Full disclosure: I graduated as a mining engineer, so the electrification heavy equipment featured heavily on the curriculum. Nevertheless, I found the topic incredibly challenging, especially in thinking about three-phase step-up and step-down transformers, heat losses, and switching between AC and DC transmission. (I made friends with someone who could explain the topic much more effectively for the nonspecialist than the professor, so I got the required grade, but I digress.)
In retrospect, some 20% of my career has been about fuel substitution to increase efficiency, reduce costs, and facilitate remote control and optimization.
- Electrification of artificial lift prime movers and compressors
- Remote control of electrical submersible pumps (ESP) with variable speed drives
- Wellhead and process controllers, SCADA, automation, and machine learning
- Unmanned remote operation of oil batteries, compressor stations, pads/platforms/subsea manifolds and wells
- Economic justification of downhole gauges and semi-smart completions with hydraulic or electro-hydraulic inflow-control devices
- Identifying the optimum location of the power plants in gas-to-wire projects, given that pipelines are so efficient and are often an easier sell than new power line corridors
- Application areas for subsea cables and connectors
When I first arrived in Canada, my team was investigating why a competitor had much lower lifting costs than we had been able to achieve. We realized that they had electrical engineers assigned to their artificial lift optimization teams. As a result, their power supply contracts were better than ours, their power losses were lower, and the mean times to ESP motor and cable failures were significantly longer.
In 2014, I worked on a tight-gas sands conceptual field development program team for which the base case envisioned that a substation would be the first thing that was placed onto the super pads. (I hasten to add that, regrettably, this bright idea did not come from me.)
- This concept had a lot of merit given that
- The project was not far from the grid and a highly efficient, combined-cycle gas-fired power plant, which was a potential gas-marketing target.
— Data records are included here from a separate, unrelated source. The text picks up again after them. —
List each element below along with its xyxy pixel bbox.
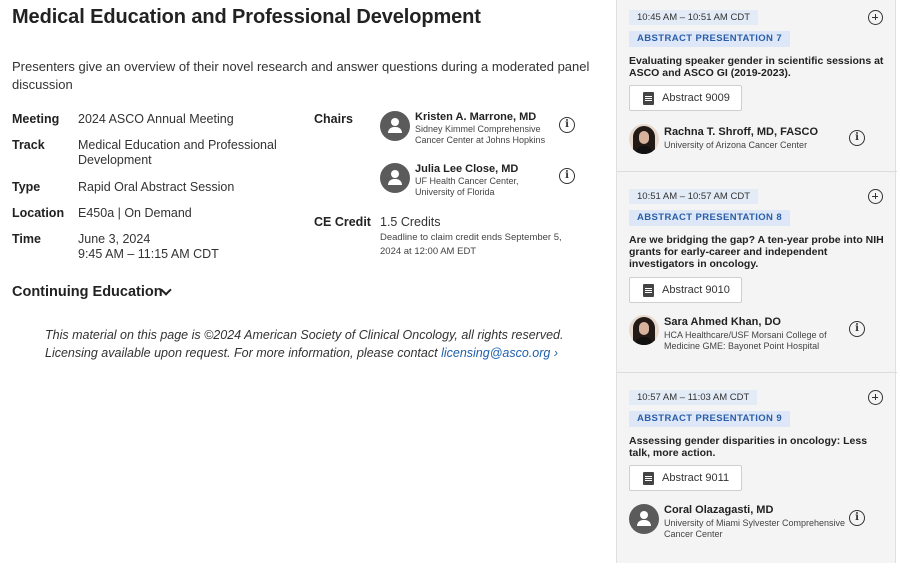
- presenter-affiliation: University of Miami Sylvester Comprehens…: [664, 518, 846, 539]
- info-icon[interactable]: i: [849, 321, 865, 337]
- presentation-title[interactable]: Are we bridging the gap? A ten-year prob…: [629, 234, 885, 270]
- chair-affiliation: Sidney Kimmel Comprehensive Cancer Cente…: [415, 124, 546, 145]
- info-icon[interactable]: i: [849, 130, 865, 146]
- info-icon[interactable]: i: [559, 168, 575, 184]
- track-label: Track: [12, 138, 45, 152]
- page-title: Medical Education and Professional Devel…: [12, 6, 481, 28]
- meeting-value: 2024 ASCO Annual Meeting: [78, 112, 234, 126]
- presenter-affiliation: HCA Healthcare/USF Morsani College of Me…: [664, 330, 827, 351]
- presenter-name: Coral Olazagasti, MD: [664, 504, 774, 516]
- presentation-card: 10:45 AM – 10:51 AM CDT ABSTRACT PRESENT…: [617, 0, 897, 172]
- abstract-button[interactable]: Abstract 9011: [629, 465, 742, 491]
- presentation-card: 10:51 AM – 10:57 AM CDT ABSTRACT PRESENT…: [617, 172, 897, 373]
- avatar: [380, 163, 410, 193]
- abstract-badge: ABSTRACT PRESENTATION 9: [629, 411, 791, 427]
- licensing-link[interactable]: licensing@asco.org: [441, 346, 550, 360]
- ce-credit-label: CE Credit: [314, 215, 371, 229]
- chair-name: Julia Lee Close, MD: [415, 163, 519, 175]
- time-badge: 10:45 AM – 10:51 AM CDT: [629, 10, 759, 25]
- chair-affiliation: UF Health Cancer Center, University of F…: [415, 176, 519, 197]
- add-to-schedule-icon[interactable]: [868, 390, 883, 405]
- location-label: Location: [12, 206, 65, 220]
- info-icon[interactable]: i: [559, 117, 575, 133]
- ce-credits: 1.5 Credits: [380, 215, 441, 229]
- chair-item: Kristen A. Marrone, MD Sidney Kimmel Com…: [380, 110, 600, 160]
- track-value: Medical Education and Professional Devel…: [78, 138, 277, 167]
- avatar: [629, 315, 659, 345]
- location-value: E450a | On Demand: [78, 206, 192, 220]
- time-badge: 10:57 AM – 11:03 AM CDT: [629, 390, 758, 405]
- info-icon[interactable]: i: [849, 510, 865, 526]
- presentation-title[interactable]: Evaluating speaker gender in scientific …: [629, 55, 885, 79]
- abstract-badge: ABSTRACT PRESENTATION 8: [629, 210, 791, 226]
- time-badge: 10:51 AM – 10:57 AM CDT: [629, 189, 759, 204]
- chair-item: Julia Lee Close, MD UF Health Cancer Cen…: [380, 162, 600, 202]
- document-icon: [643, 92, 654, 105]
- session-description: Presenters give an overview of their nov…: [12, 59, 590, 92]
- add-to-schedule-icon[interactable]: [868, 189, 883, 204]
- type-label: Type: [12, 180, 41, 194]
- presenter-affiliation: University of Arizona Cancer Center: [664, 140, 808, 150]
- avatar: [380, 111, 410, 141]
- abstract-badge: ABSTRACT PRESENTATION 7: [629, 31, 791, 47]
- chairs-label: Chairs: [314, 112, 353, 126]
- presenter-name: Rachna T. Shroff, MD, FASCO: [664, 126, 819, 138]
- type-value: Rapid Oral Abstract Session: [78, 180, 235, 194]
- ce-deadline: Deadline to claim credit ends September …: [380, 232, 562, 257]
- time-label: Time: [12, 232, 41, 246]
- add-to-schedule-icon[interactable]: [868, 10, 883, 25]
- avatar: [629, 124, 659, 154]
- time-range: 9:45 AM – 11:15 AM CDT: [78, 247, 219, 261]
- presentation-card: 10:57 AM – 11:03 AM CDT ABSTRACT PRESENT…: [617, 373, 897, 563]
- presenter-name: Sara Ahmed Khan, DO: [664, 316, 781, 328]
- chair-name: Kristen A. Marrone, MD: [415, 111, 537, 123]
- avatar: [629, 504, 659, 534]
- copyright-notice: This material on this page is ©2024 Amer…: [45, 326, 585, 362]
- continuing-education-toggle[interactable]: Continuing Education: [12, 284, 163, 300]
- time-date: June 3, 2024: [78, 232, 151, 246]
- presentations-panel: 10:45 AM – 10:51 AM CDT ABSTRACT PRESENT…: [616, 0, 897, 563]
- abstract-label: Abstract 9009: [662, 92, 730, 104]
- meeting-label: Meeting: [12, 112, 60, 126]
- chevron-right-icon[interactable]: ›: [550, 346, 558, 360]
- abstract-label: Abstract 9011: [662, 472, 730, 484]
- abstract-button[interactable]: Abstract 9009: [629, 85, 742, 111]
- document-icon: [643, 284, 654, 297]
- session-details: Medical Education and Professional Devel…: [0, 0, 600, 571]
- abstract-label: Abstract 9010: [662, 284, 730, 296]
- document-icon: [643, 472, 654, 485]
- abstract-button[interactable]: Abstract 9010: [629, 277, 742, 303]
- presentation-title[interactable]: Assessing gender disparities in oncology…: [629, 435, 885, 459]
- Oil was imported into the region, so diesel costs were relatively high.
- The ESG advisors anticipated that a commitment to reduced emissions would accelerate approvals and planning permission might include onerous nighttime noise restrictions.
- Conceptually, the rigs and frac spread would have been electrified, as well as the compressors and pumps.
- So, why not total electrification of the entire system including all the actuators?
What is inhibiting us from accelerating the import of more stuff from the military, the aerospace and auto industries, and our own mid-downstream sectors?
Obviously the technical and commercial risk assessments are much more challenging than opting for something with which we have 50 years of experience and well-defined remediation measures in the event of a failure.
Apparently, there are several API and ISO subcommittees working on new and revised, fit-for-purpose standards. The major operators and suppliers have access to a decade or two of pilot test data and several electrification JIPs in progress.
So, why is there not much more discussion and excitement within the SPE Production & Facilities Community? Perhaps, we need an oilfield electrification technical section?
It seems to me that there are lots of intellectually satisfying challenges and value creation opportunities in the “electrification of just about everything in the oil and gas exploration and production business.” Moreover, the required skills are highly transferable. If we see ourselves as the suppliers of safe, reliable affordable energy, renewables become a new opportunity rather than a threat.
Bob Pearson, Glynn Resources, is the SPE Technical Director for Production and Facilities.